O site, notabilizado pela difusão de conteúdo enganoso em favor de Jair Bolsonaro nas últimas eleições, tem entre os seus colaboradores Amanda Acosta e Otto Dantas. Ela é apresentada em seus artigos com uma foto modificada digitalmente da escritora Thalita Rebouças; ele com retrato extraído do banco de imagens Shutterstock.
Outro forte indício de identidade falsa é que, nos processos em que foram incluídos como réus, esses dois colaboradores do site nunca foram encontrados pela Justiça para a entrega de notificações. Nem mesmo a advogada que os defende em diversos processos, Camila Rosa, conhece ou sabe o paradeiro de Amanda Acosta e Otto Dantas.
O editor do Jornal da Cidade Online, José Tolentino, disse nesta terça-feira (2) que não conhece pessoalmente os dois colaboradores. Ele afirmou que não costuma conferir as biografias nem a autenticidade das fotos de quem escreve na página, e se recusou a fornecer evidências que pudessem comprovar as identidades de Acosta e Dantas.
E-mails enviados por Aos Fatos aos endereços informados no site também ficaram sem resposta até a publicação desta reportagem. Um deles, com pedido de entrevista, até chegou a ser replicado no dia 28 de junho por Otto Dantas, que disse estar em viagem e requisitou um número de telefone para ligar. Mas, ao ser questionado se a conversa poderia ser por vídeo, ele não respondeu mais.

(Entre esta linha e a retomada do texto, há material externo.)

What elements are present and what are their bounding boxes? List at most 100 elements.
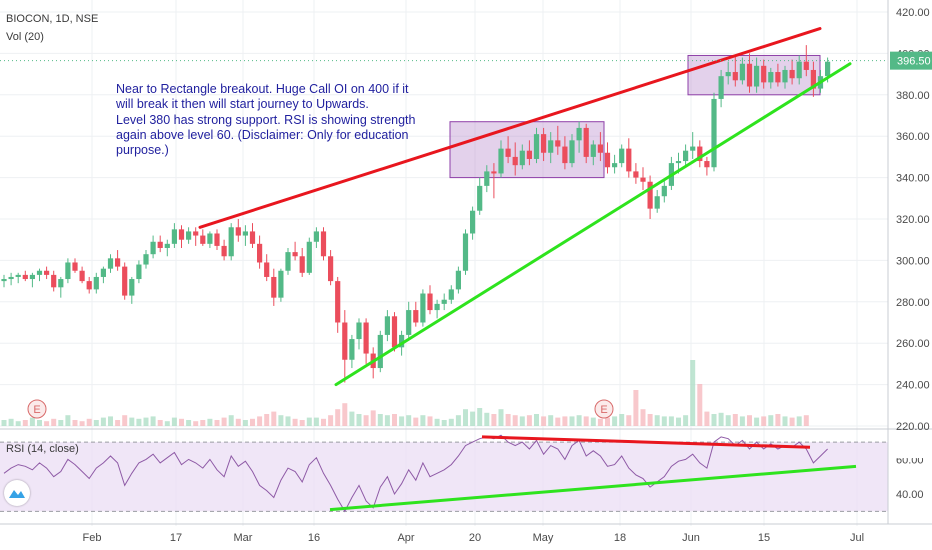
volume-bar xyxy=(782,416,788,426)
volume-bar xyxy=(86,418,92,426)
tradingview-logo[interactable] xyxy=(4,480,30,506)
rsi-value-tag xyxy=(890,440,932,459)
volume-bar xyxy=(257,416,263,426)
rsi-y-tick-label: 40.00 xyxy=(896,489,924,501)
candle-body xyxy=(526,150,532,159)
candle-body xyxy=(441,299,447,304)
volume-bar xyxy=(285,416,291,426)
candle-body xyxy=(576,127,582,141)
volume-bar xyxy=(179,418,184,426)
volume-bar xyxy=(569,416,575,426)
price-trendlines[interactable] xyxy=(198,27,852,387)
volume-bar xyxy=(626,415,632,426)
candle-body xyxy=(178,229,185,240)
candle-body xyxy=(789,69,795,79)
y-tick-label: 340.00 xyxy=(896,173,930,185)
candle-body xyxy=(754,65,760,87)
candle-body xyxy=(306,241,312,273)
candle-body xyxy=(171,229,177,244)
x-tick-label: 15 xyxy=(758,532,770,544)
volume-bar xyxy=(789,417,795,426)
candle-body xyxy=(803,61,809,70)
volume-bar xyxy=(732,414,738,426)
candle-body xyxy=(335,281,341,323)
candle-body xyxy=(533,134,540,159)
y-tick-label: 360.00 xyxy=(896,131,930,143)
y-tick-label: 300.00 xyxy=(896,255,930,267)
volume-bar xyxy=(455,415,461,426)
candle-body xyxy=(562,146,568,164)
volume-bar xyxy=(171,417,177,426)
volume-bars xyxy=(1,360,809,426)
candle-body xyxy=(22,274,28,280)
y-tick-label: 220.00 xyxy=(896,421,930,433)
candle-body xyxy=(399,334,405,348)
y-tick-label: 280.00 xyxy=(896,297,930,309)
resistance-trendline[interactable] xyxy=(198,27,822,229)
earnings-badge[interactable] xyxy=(27,399,47,419)
earnings-badge-label: E xyxy=(600,404,607,416)
volume-bar xyxy=(377,414,383,426)
volume-bar xyxy=(242,420,248,426)
legend: BIOCON, 1D, NSE Vol (20) RSI (14, close) xyxy=(6,13,98,455)
candle-body xyxy=(257,243,263,263)
candle-body xyxy=(384,316,390,335)
candle-body xyxy=(221,245,227,257)
consolidation-rectangle[interactable] xyxy=(449,121,605,179)
volume-bar xyxy=(754,417,760,426)
volume-bar xyxy=(477,408,483,426)
volume-bar xyxy=(313,417,319,426)
candle-body xyxy=(193,231,199,236)
candle-body xyxy=(519,150,525,166)
volume-bar xyxy=(72,420,78,426)
volume-bar xyxy=(221,417,227,426)
volume-bar xyxy=(562,416,568,426)
volume-bar xyxy=(768,415,774,426)
rsi-label: RSI (14, close) xyxy=(6,443,79,455)
volume-bar xyxy=(534,414,539,426)
volume-bar xyxy=(661,416,667,426)
annotation-note[interactable]: Near to Rectangle breakout. Huge Call OI… xyxy=(116,82,416,158)
volume-bar xyxy=(157,420,163,426)
volume-bar xyxy=(122,415,128,426)
candle-body xyxy=(434,303,440,311)
last-price-tag xyxy=(890,51,932,70)
volume-bar xyxy=(370,410,376,426)
volume-bar xyxy=(406,415,412,426)
candle-body xyxy=(470,210,476,234)
candle-body xyxy=(768,72,774,83)
volume-bar xyxy=(129,417,135,426)
candle-body xyxy=(93,276,99,290)
rsi-panel xyxy=(0,428,932,513)
volume-bar xyxy=(548,415,554,426)
volume-bar xyxy=(718,412,724,426)
rsi-support-trendline[interactable] xyxy=(329,464,857,512)
rsi-resistance-trendline[interactable] xyxy=(481,435,811,449)
candle-body xyxy=(86,281,92,290)
candle-body xyxy=(320,231,327,257)
y-tick-label: 380.00 xyxy=(896,90,930,102)
candle-body xyxy=(661,185,667,197)
volume-bar xyxy=(342,403,348,426)
volume-bar xyxy=(29,417,35,426)
x-tick-label: Mar xyxy=(234,532,253,544)
candle-body xyxy=(150,241,156,255)
volume-bar xyxy=(115,420,121,426)
candle-body xyxy=(782,69,788,83)
candle-body xyxy=(313,231,319,242)
support-trendline[interactable] xyxy=(334,62,852,387)
candle-body xyxy=(328,256,334,282)
candle-body xyxy=(342,322,348,360)
earnings-badge[interactable] xyxy=(594,399,614,419)
candle-body xyxy=(356,322,362,340)
volume-bar xyxy=(512,415,518,426)
volume-bar xyxy=(676,417,681,426)
logo-icon xyxy=(9,490,25,498)
volume-bar xyxy=(228,415,234,426)
volume-bar xyxy=(633,390,639,426)
volume-bar xyxy=(739,416,745,426)
volume-bar xyxy=(690,360,696,426)
candle-body xyxy=(761,65,767,83)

Por fim, buscas feitas por Aos Fatos em redes sociais, listas telefônicas e textos assinados em outras publicações não geraram resultados que confirmassem a existência dos dois repórteres do Jornal da Cidade Online.

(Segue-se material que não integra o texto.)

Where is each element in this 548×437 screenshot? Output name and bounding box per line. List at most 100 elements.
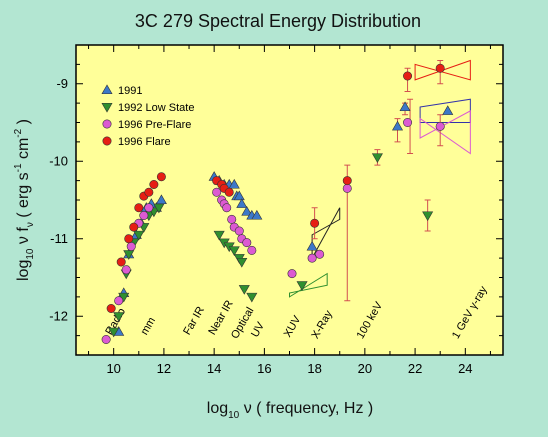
y-label-exp2: -2	[13, 128, 24, 137]
point-1996-pre-flare	[114, 296, 124, 306]
point-1992-low-state	[422, 211, 434, 222]
y-label-sub10: 10	[25, 248, 36, 260]
y-label-open: ( erg s	[15, 172, 32, 222]
point-1996-pre-flare	[315, 249, 325, 259]
point-1992-low-state	[123, 250, 135, 260]
plot-area	[75, 44, 504, 356]
series-1996-flare	[106, 63, 445, 313]
point-1991	[236, 198, 248, 208]
point-1992-low-state	[236, 257, 248, 268]
x-tick-label: 22	[408, 361, 422, 376]
y-label-exp1: -1	[13, 163, 24, 172]
point-1996-flare	[116, 257, 126, 267]
y-label-cm: cm	[15, 138, 32, 164]
point-1992-low-state	[371, 153, 383, 163]
point-1992-low-state	[228, 246, 240, 256]
x-axis: 10 12 14 16 18 20 22 24	[88, 45, 491, 376]
point-1996-pre-flare	[307, 253, 317, 263]
point-1991	[228, 178, 240, 189]
point-1996-flare	[435, 63, 445, 73]
point-1996-pre-flare	[435, 121, 445, 131]
x-tick-label: 18	[307, 361, 321, 376]
point-1991	[399, 101, 411, 112]
x-label-rest: ν ( frequency, Hz )	[239, 400, 373, 417]
point-1996-pre-flare	[101, 334, 111, 344]
legend-marker-1996-flare	[102, 136, 112, 146]
legend-label-1991: 1991	[118, 85, 142, 97]
point-1992-low-state	[153, 203, 165, 214]
bowties	[289, 59, 471, 298]
point-1996-pre-flare	[242, 238, 252, 248]
point-1991	[391, 120, 404, 131]
x-axis-label: log10 ν ( frequency, Hz )	[207, 400, 373, 421]
y-tick-label: -11	[50, 231, 68, 246]
point-1996-flare	[342, 176, 352, 186]
point-1996-pre-flare	[227, 214, 237, 224]
point-1996-pre-flare	[139, 211, 149, 221]
x-tick-label: 20	[358, 361, 372, 376]
x-label-log: log	[207, 400, 228, 417]
x-label-sub: 10	[228, 410, 240, 421]
x-tick-label: 14	[207, 361, 221, 376]
point-1996-flare	[144, 187, 154, 197]
point-1996-pre-flare	[287, 269, 297, 279]
y-tick-label: -10	[49, 153, 68, 168]
y-label-log: log	[15, 260, 32, 281]
legend-label-1996-flare: 1996 Flare	[118, 136, 171, 148]
chart-title: 3C 279 Spectral Energy Distribution	[135, 11, 421, 31]
bowtie-1992-low-state	[289, 272, 328, 298]
y-label-nu: ν f	[15, 227, 32, 249]
point-1996-flare	[156, 172, 166, 182]
bowtie-1996-pre-flare	[419, 110, 471, 155]
point-1996-pre-flare	[144, 203, 154, 213]
point-1992-low-state	[213, 230, 225, 241]
legend-marker-1996-pre-flare	[102, 119, 112, 129]
point-1996-flare	[129, 222, 139, 232]
x-tick-label: 12	[157, 361, 171, 376]
point-1996-flare	[106, 303, 116, 313]
point-1992-low-state	[108, 327, 120, 338]
y-tick-label: -12	[49, 308, 68, 323]
point-1992-low-state	[296, 281, 308, 291]
point-1992-low-state	[133, 230, 145, 241]
point-1992-low-state	[246, 292, 258, 303]
point-1996-pre-flare	[247, 245, 257, 255]
y-axis: -12 -11 -10 -9	[49, 44, 503, 356]
point-1996-flare	[224, 187, 234, 197]
point-1991	[241, 206, 253, 216]
point-1996-pre-flare	[234, 226, 244, 236]
legend-marker-1992-low-state	[101, 102, 113, 113]
point-1996-flare	[403, 71, 413, 81]
bowtie-1996-flare	[414, 59, 471, 81]
point-1996-flare	[149, 180, 159, 190]
y-tick-label: -9	[56, 76, 68, 91]
y-axis-label: log10 ν fν ( erg s-1 cm-2 )	[13, 119, 36, 281]
point-1996-flare	[310, 218, 320, 228]
legend-marker-1991	[101, 84, 113, 95]
point-1996-pre-flare	[126, 242, 136, 252]
series-1996-pre-flare	[101, 118, 445, 344]
legend-label-1992-low-state: 1992 Low State	[118, 102, 194, 114]
x-tick-label: 16	[257, 361, 271, 376]
y-label-close: )	[15, 119, 32, 129]
point-1996-flare	[124, 234, 134, 244]
point-1996-pre-flare	[342, 183, 352, 193]
point-1996-flare	[134, 203, 144, 213]
point-1996-pre-flare	[222, 203, 232, 213]
point-1991	[442, 105, 454, 115]
x-tick-label: 10	[106, 361, 120, 376]
point-1996-pre-flare	[403, 118, 413, 128]
point-1991	[251, 209, 263, 220]
x-tick-label: 24	[458, 361, 472, 376]
point-1991	[233, 190, 245, 201]
legend-label-1996-pre-flare: 1996 Pre-Flare	[118, 119, 191, 131]
y-label-subnu: ν	[25, 222, 36, 227]
point-1992-low-state	[238, 285, 250, 295]
point-1996-pre-flare	[212, 187, 222, 197]
point-1991	[306, 240, 318, 251]
data-points	[101, 63, 454, 344]
point-1996-pre-flare	[121, 265, 131, 275]
legend: 1991 1992 Low State 1996 Pre-Flare 1996 Fla…	[101, 84, 194, 148]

Fotos alteradas. Comparando a imagem do perfil de Otto Dantas no Jornal da Cidade Online (acima, à direita) com uma do banco de imagens Shutterstock (à esquerda), é possível perceber que elas são quase idênticas. No fundo da imagem, à esquerda, há uma porta desfocada, seguida por uma janela larga e uma espécie de objeto de decoração (seta vermelha). Também dá para ver uma parte de uma cadeira logo atrás da pessoa em ambas as fotos, acima do ombro direito (seta preta).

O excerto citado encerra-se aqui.